Bodysurfers and Australian beach culture
Education and Arts
Communications and Arts
Recently, while enjoying the early morning surf at Bondi, I found myself confronted by a flashback to another era. Looking up as I swam through a long break, there she was, gracefully arrowing down the front of the wave, head up, arms extended out, planing on a small handboard. It was a powerful wave which had broken more than thirty metres beyond the outermost bank, so her speed was impressive as she hurtled down the wave's sloping face, completely in control. Spray fanned outward from the board, and there was a smile beneath her narrowed eyes as she sped towards the shallower bank and, beyond, the beach. Her image, vivid as a Max Dupain photo, will always remain with me.

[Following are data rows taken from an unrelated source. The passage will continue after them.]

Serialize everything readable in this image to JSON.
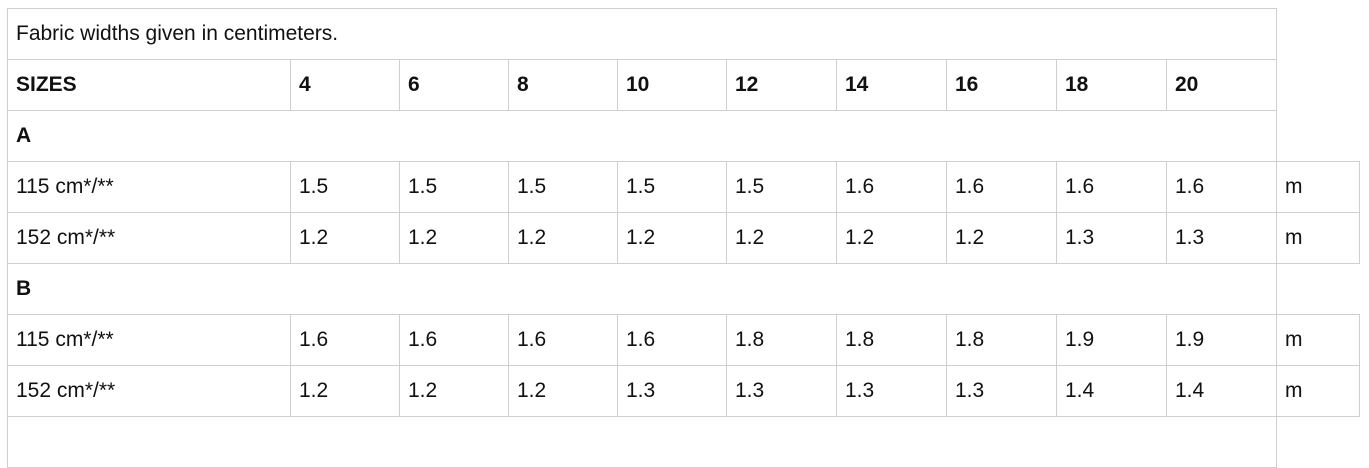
{
  "caption": "Fabric widths given in centimeters.",
  "header": {
    "label": "SIZES",
    "sizes": [
      "4",
      "6",
      "8",
      "10",
      "12",
      "14",
      "16",
      "18",
      "20"
    ]
  },
  "groups": [
    {
      "name": "A",
      "rows": [
        {
          "label": "115 cm*/**",
          "values": [
            "1.5",
            "1.5",
            "1.5",
            "1.5",
            "1.5",
            "1.6",
            "1.6",
            "1.6",
            "1.6"
          ],
          "unit": "m"
        },
        {
          "label": "152 cm*/**",
          "values": [
            "1.2",
            "1.2",
            "1.2",
            "1.2",
            "1.2",
            "1.2",
            "1.2",
            "1.3",
            "1.3"
          ],
          "unit": "m"
        }
      ]
    },
    {
      "name": "B",
      "rows": [
        {
          "label": "115 cm*/**",
          "values": [
            "1.6",
            "1.6",
            "1.6",
            "1.6",
            "1.8",
            "1.8",
            "1.8",
            "1.9",
            "1.9"
          ],
          "unit": "m"
        },
        {
          "label": "152 cm*/**",
          "values": [
            "1.2",
            "1.2",
            "1.2",
            "1.3",
            "1.3",
            "1.3",
            "1.3",
            "1.4",
            "1.4"
          ],
          "unit": "m"
        }
      ]
    }
  ]
}
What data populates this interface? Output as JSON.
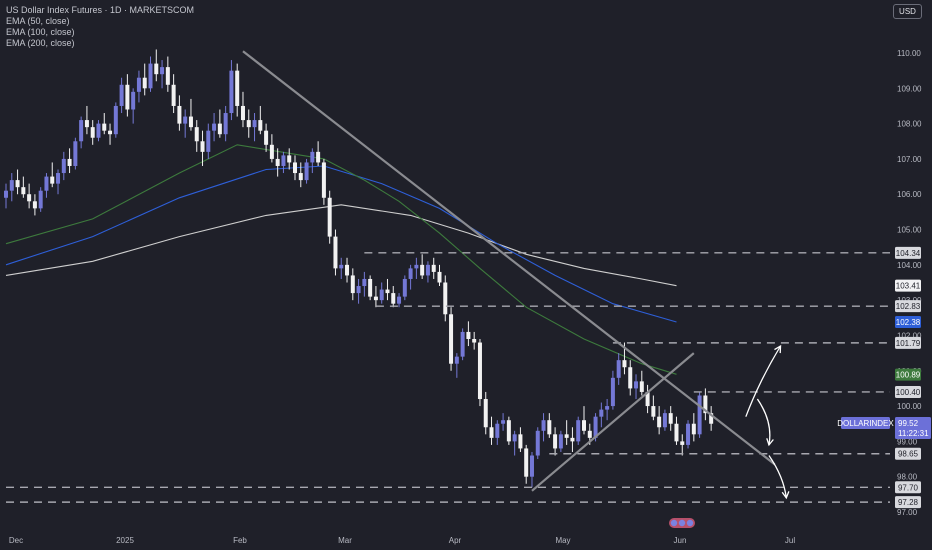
{
  "legend": {
    "title": "US Dollar Index Futures · 1D · MARKETSCOM",
    "ema50": "EMA (50, close)",
    "ema100": "EMA (100, close)",
    "ema200": "EMA (200, close)"
  },
  "currency": "USD",
  "colors": {
    "background": "#1f2029",
    "candle_up": "#7478d6",
    "candle_down": "#f2f2f2",
    "ema50": "#3d7a3d",
    "ema100": "#2e5fd8",
    "ema200": "#cfcfcf",
    "trendline": "#8a8b90",
    "level_line": "#a8a8b0",
    "arrow": "#ffffff"
  },
  "chart_data": {
    "type": "candlestick",
    "title": "US Dollar Index Futures · 1D · MARKETSCOM",
    "x_labels": [
      "Dec",
      "2025",
      "Feb",
      "Mar",
      "Apr",
      "May",
      "Jun",
      "Jul"
    ],
    "y_ticks": [
      110.0,
      109.0,
      108.0,
      107.0,
      106.0,
      105.0,
      104.0,
      103.0,
      102.0,
      101.0,
      100.0,
      99.0,
      98.0,
      97.0
    ],
    "y_tick_labels": [
      "110.00",
      "109.00",
      "108.00",
      "107.00",
      "106.00",
      "105.00",
      "104.00",
      "103.00",
      "102.00",
      "101.00",
      "100.00",
      "99.00",
      "98.00",
      "97.00"
    ],
    "ylim": [
      96.6,
      111.4
    ],
    "candles": [
      [
        105.9,
        106.3,
        105.6,
        106.1
      ],
      [
        106.1,
        106.6,
        105.8,
        106.4
      ],
      [
        106.4,
        106.7,
        106.0,
        106.2
      ],
      [
        106.2,
        106.5,
        105.9,
        106.0
      ],
      [
        106.0,
        106.3,
        105.6,
        105.8
      ],
      [
        105.8,
        106.0,
        105.4,
        105.6
      ],
      [
        105.6,
        106.2,
        105.5,
        106.1
      ],
      [
        106.1,
        106.6,
        105.9,
        106.5
      ],
      [
        106.5,
        106.9,
        106.2,
        106.3
      ],
      [
        106.3,
        106.7,
        106.0,
        106.6
      ],
      [
        106.6,
        107.2,
        106.4,
        107.0
      ],
      [
        107.0,
        107.3,
        106.6,
        106.8
      ],
      [
        106.8,
        107.6,
        106.7,
        107.5
      ],
      [
        107.5,
        108.2,
        107.3,
        108.1
      ],
      [
        108.1,
        108.5,
        107.7,
        107.9
      ],
      [
        107.9,
        108.1,
        107.4,
        107.6
      ],
      [
        107.6,
        108.1,
        107.5,
        108.0
      ],
      [
        108.0,
        108.3,
        107.7,
        107.8
      ],
      [
        107.8,
        108.0,
        107.4,
        107.7
      ],
      [
        107.7,
        108.6,
        107.6,
        108.5
      ],
      [
        108.5,
        109.3,
        108.3,
        109.1
      ],
      [
        109.1,
        109.4,
        108.2,
        108.4
      ],
      [
        108.4,
        109.0,
        108.0,
        108.9
      ],
      [
        108.9,
        109.5,
        108.6,
        109.3
      ],
      [
        109.3,
        109.7,
        108.8,
        109.0
      ],
      [
        109.0,
        109.9,
        108.9,
        109.7
      ],
      [
        109.7,
        110.1,
        109.2,
        109.4
      ],
      [
        109.4,
        109.8,
        109.0,
        109.6
      ],
      [
        109.6,
        109.9,
        108.9,
        109.1
      ],
      [
        109.1,
        109.4,
        108.3,
        108.5
      ],
      [
        108.5,
        108.8,
        107.8,
        108.0
      ],
      [
        108.0,
        108.4,
        107.6,
        108.2
      ],
      [
        108.2,
        108.7,
        107.8,
        107.9
      ],
      [
        107.9,
        108.1,
        107.2,
        107.5
      ],
      [
        107.5,
        107.8,
        106.8,
        107.2
      ],
      [
        107.2,
        108.0,
        107.0,
        107.8
      ],
      [
        107.8,
        108.3,
        107.5,
        108.0
      ],
      [
        108.0,
        108.4,
        107.6,
        107.7
      ],
      [
        107.7,
        108.5,
        107.5,
        108.3
      ],
      [
        108.3,
        109.8,
        108.1,
        109.5
      ],
      [
        109.5,
        109.7,
        108.2,
        108.5
      ],
      [
        108.5,
        108.9,
        107.9,
        108.1
      ],
      [
        108.1,
        108.4,
        107.6,
        107.9
      ],
      [
        107.9,
        108.3,
        107.5,
        108.1
      ],
      [
        108.1,
        108.5,
        107.7,
        107.8
      ],
      [
        107.8,
        108.0,
        107.2,
        107.4
      ],
      [
        107.4,
        107.7,
        106.9,
        107.0
      ],
      [
        107.0,
        107.3,
        106.5,
        106.8
      ],
      [
        106.8,
        107.2,
        106.6,
        107.1
      ],
      [
        107.1,
        107.3,
        106.7,
        106.9
      ],
      [
        106.9,
        107.1,
        106.4,
        106.6
      ],
      [
        106.6,
        106.9,
        106.2,
        106.4
      ],
      [
        106.4,
        107.0,
        106.3,
        106.9
      ],
      [
        106.9,
        107.3,
        106.6,
        107.2
      ],
      [
        107.2,
        107.5,
        106.8,
        106.9
      ],
      [
        106.9,
        107.0,
        105.7,
        105.9
      ],
      [
        105.9,
        106.1,
        104.6,
        104.8
      ],
      [
        104.8,
        105.0,
        103.7,
        103.9
      ],
      [
        103.9,
        104.2,
        103.6,
        104.0
      ],
      [
        104.0,
        104.2,
        103.5,
        103.7
      ],
      [
        103.7,
        103.9,
        103.0,
        103.2
      ],
      [
        103.2,
        103.6,
        102.9,
        103.4
      ],
      [
        103.4,
        103.8,
        103.1,
        103.6
      ],
      [
        103.6,
        103.7,
        103.0,
        103.1
      ],
      [
        103.1,
        103.4,
        102.8,
        103.0
      ],
      [
        103.0,
        103.5,
        102.9,
        103.3
      ],
      [
        103.3,
        103.6,
        103.0,
        103.2
      ],
      [
        103.2,
        103.4,
        102.8,
        102.9
      ],
      [
        102.9,
        103.2,
        102.8,
        103.1
      ],
      [
        103.1,
        103.7,
        103.0,
        103.6
      ],
      [
        103.6,
        104.0,
        103.3,
        103.9
      ],
      [
        103.9,
        104.2,
        103.6,
        104.0
      ],
      [
        104.0,
        104.3,
        103.6,
        103.7
      ],
      [
        103.7,
        104.1,
        103.5,
        104.0
      ],
      [
        104.0,
        104.2,
        103.6,
        103.8
      ],
      [
        103.8,
        104.0,
        103.4,
        103.5
      ],
      [
        103.5,
        103.7,
        102.4,
        102.6
      ],
      [
        102.6,
        102.8,
        101.0,
        101.2
      ],
      [
        101.2,
        101.5,
        100.8,
        101.4
      ],
      [
        101.4,
        102.2,
        101.3,
        102.1
      ],
      [
        102.1,
        102.4,
        101.7,
        101.9
      ],
      [
        101.9,
        102.1,
        101.6,
        101.8
      ],
      [
        101.8,
        101.9,
        100.0,
        100.2
      ],
      [
        100.2,
        100.4,
        99.2,
        99.4
      ],
      [
        99.4,
        99.7,
        98.9,
        99.1
      ],
      [
        99.1,
        99.6,
        98.9,
        99.5
      ],
      [
        99.5,
        99.8,
        99.3,
        99.6
      ],
      [
        99.6,
        99.7,
        98.9,
        99.0
      ],
      [
        99.0,
        99.3,
        98.6,
        99.2
      ],
      [
        99.2,
        99.4,
        98.7,
        98.8
      ],
      [
        98.8,
        98.9,
        97.8,
        98.0
      ],
      [
        98.0,
        98.7,
        97.7,
        98.6
      ],
      [
        98.6,
        99.4,
        98.5,
        99.3
      ],
      [
        99.3,
        99.8,
        99.0,
        99.6
      ],
      [
        99.6,
        99.8,
        99.1,
        99.2
      ],
      [
        99.2,
        99.4,
        98.6,
        98.8
      ],
      [
        98.8,
        99.3,
        98.7,
        99.2
      ],
      [
        99.2,
        99.6,
        98.9,
        99.1
      ],
      [
        99.1,
        99.4,
        98.7,
        99.0
      ],
      [
        99.0,
        99.7,
        98.9,
        99.6
      ],
      [
        99.6,
        100.0,
        99.2,
        99.3
      ],
      [
        99.3,
        99.5,
        98.9,
        99.1
      ],
      [
        99.1,
        99.8,
        99.0,
        99.7
      ],
      [
        99.7,
        100.1,
        99.4,
        99.9
      ],
      [
        99.9,
        100.2,
        99.6,
        100.0
      ],
      [
        100.0,
        101.0,
        99.9,
        100.8
      ],
      [
        100.8,
        101.5,
        100.6,
        101.3
      ],
      [
        101.3,
        101.8,
        100.9,
        101.1
      ],
      [
        101.1,
        101.3,
        100.3,
        100.5
      ],
      [
        100.5,
        100.9,
        100.2,
        100.7
      ],
      [
        100.7,
        101.0,
        100.3,
        100.4
      ],
      [
        100.4,
        100.6,
        99.8,
        100.0
      ],
      [
        100.0,
        100.3,
        99.6,
        99.7
      ],
      [
        99.7,
        100.0,
        99.2,
        99.4
      ],
      [
        99.4,
        99.9,
        99.3,
        99.8
      ],
      [
        99.8,
        100.0,
        99.3,
        99.5
      ],
      [
        99.5,
        99.7,
        98.9,
        99.0
      ],
      [
        99.0,
        99.2,
        98.6,
        98.9
      ],
      [
        98.9,
        99.6,
        98.8,
        99.5
      ],
      [
        99.5,
        99.8,
        99.0,
        99.2
      ],
      [
        99.2,
        100.4,
        99.1,
        100.3
      ],
      [
        100.3,
        100.5,
        99.6,
        99.8
      ],
      [
        99.8,
        100.0,
        99.3,
        99.5
      ]
    ],
    "ema50": [
      [
        0,
        104.6
      ],
      [
        15,
        105.3
      ],
      [
        30,
        106.6
      ],
      [
        40,
        107.4
      ],
      [
        55,
        107.0
      ],
      [
        62,
        106.4
      ],
      [
        68,
        105.8
      ],
      [
        75,
        104.9
      ],
      [
        82,
        103.9
      ],
      [
        90,
        102.8
      ],
      [
        100,
        101.9
      ],
      [
        110,
        101.2
      ],
      [
        116,
        100.9
      ]
    ],
    "ema100": [
      [
        0,
        104.0
      ],
      [
        15,
        104.8
      ],
      [
        30,
        105.9
      ],
      [
        45,
        106.7
      ],
      [
        55,
        106.8
      ],
      [
        65,
        106.3
      ],
      [
        75,
        105.6
      ],
      [
        85,
        104.6
      ],
      [
        95,
        103.7
      ],
      [
        105,
        102.9
      ],
      [
        116,
        102.38
      ]
    ],
    "ema200": [
      [
        0,
        103.7
      ],
      [
        15,
        104.1
      ],
      [
        30,
        104.8
      ],
      [
        45,
        105.4
      ],
      [
        58,
        105.7
      ],
      [
        70,
        105.4
      ],
      [
        80,
        104.9
      ],
      [
        90,
        104.3
      ],
      [
        100,
        103.9
      ],
      [
        110,
        103.6
      ],
      [
        116,
        103.41
      ]
    ],
    "trendlines": [
      {
        "from": [
          41,
          110.05
        ],
        "to": [
          133,
          98.35
        ]
      },
      {
        "from": [
          91,
          97.6
        ],
        "to": [
          119,
          101.5
        ]
      }
    ],
    "levels": [
      {
        "value": 104.34,
        "from": 62,
        "label": "104.34"
      },
      {
        "value": 102.83,
        "from": 64,
        "label": "102.83"
      },
      {
        "value": 101.79,
        "from": 105,
        "label": "101.79"
      },
      {
        "value": 100.4,
        "from": 119,
        "label": "100.40"
      },
      {
        "value": 98.65,
        "from": 94,
        "label": "98.65"
      },
      {
        "value": 97.7,
        "from": 0,
        "label": "97.70"
      },
      {
        "value": 97.28,
        "from": 0,
        "label": "97.28"
      }
    ],
    "price_badges": [
      {
        "label": "104.34",
        "value": 104.34,
        "bg": "#d8d9de",
        "fg": "#1f2029"
      },
      {
        "label": "103.41",
        "value": 103.41,
        "bg": "#f2f2f4",
        "fg": "#1f2029"
      },
      {
        "label": "102.83",
        "value": 102.83,
        "bg": "#d8d9de",
        "fg": "#1f2029"
      },
      {
        "label": "102.38",
        "value": 102.38,
        "bg": "#2e5fd8",
        "fg": "#ffffff"
      },
      {
        "label": "101.79",
        "value": 101.79,
        "bg": "#d8d9de",
        "fg": "#1f2029"
      },
      {
        "label": "100.89",
        "value": 100.89,
        "bg": "#3d7a3d",
        "fg": "#ffffff"
      },
      {
        "label": "100.40",
        "value": 100.4,
        "bg": "#d8d9de",
        "fg": "#1f2029"
      },
      {
        "label": "98.65",
        "value": 98.65,
        "bg": "#d8d9de",
        "fg": "#1f2029"
      },
      {
        "label": "97.70",
        "value": 97.7,
        "bg": "#d8d9de",
        "fg": "#1f2029"
      },
      {
        "label": "97.28",
        "value": 97.28,
        "bg": "#d8d9de",
        "fg": "#1f2029"
      }
    ],
    "current": {
      "symbol": "DOLLARINDEX",
      "price": "99.52",
      "countdown": "11:22:31",
      "value": 99.52,
      "bg": "#6c70d8"
    },
    "annotations": {
      "arrow_up": {
        "from": [
          128,
          99.7
        ],
        "to": [
          134,
          101.7
        ]
      },
      "arrow_down_1": {
        "from": [
          130,
          100.2
        ],
        "to": [
          132,
          98.9
        ]
      },
      "arrow_down_2": {
        "from": [
          132,
          98.6
        ],
        "to": [
          135,
          97.4
        ]
      }
    }
  }
}
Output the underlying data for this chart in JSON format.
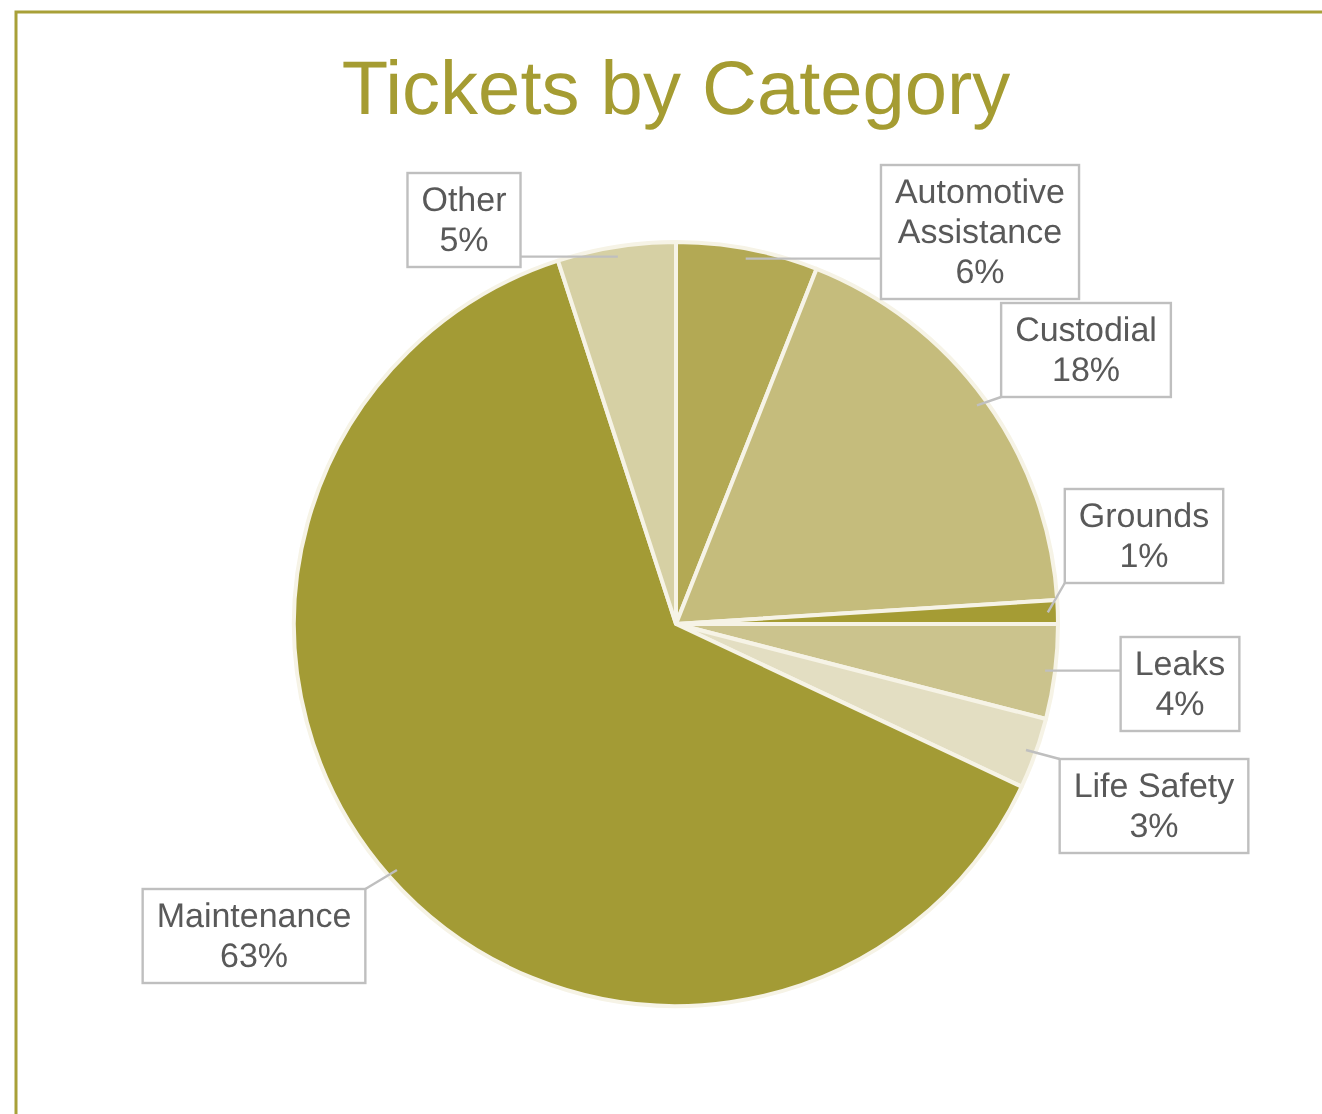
{
  "chart_data": {
    "type": "pie",
    "title": "Tickets by Category",
    "categories": [
      "Automotive Assistance",
      "Custodial",
      "Grounds",
      "Leaks",
      "Life Safety",
      "Maintenance",
      "Other"
    ],
    "values": [
      6,
      18,
      1,
      4,
      3,
      63,
      5
    ],
    "value_labels": [
      "6%",
      "18%",
      "1%",
      "4%",
      "3%",
      "63%",
      "5%"
    ],
    "colors": [
      "#b3a954",
      "#c5bc7c",
      "#a59c34",
      "#cbc38d",
      "#e3dec2",
      "#a39b35",
      "#d6d0a4"
    ],
    "legend": false
  }
}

On that early Sunday morning the bodysurfer came to symbolise the surfing world we have lost: a world where she, I, and others like us dominated the waves, rather than the boardriders. Fifty years ago she would not have been alone on the wave, for there would have been at least a dozen or more keeping her company. Today at Bondi, surfers obediently swim between flags no more than sixty metres apart, with the best waves being monopolised by boardriders who enjoy three or four times the area. In the 1950s and earlier, the reversal of this situation left the comparatively few boardriders corralled in an equally restricted space. For more than half a century, bodysurfers (the first 'surfers') far outnumbered all other forms of surfing enjoyment, riding the best and/or longest waves free from any interference. Nowadays, the surfers are the board and boogieboard riders, and they rule the surf with the help of the surf lifesavers.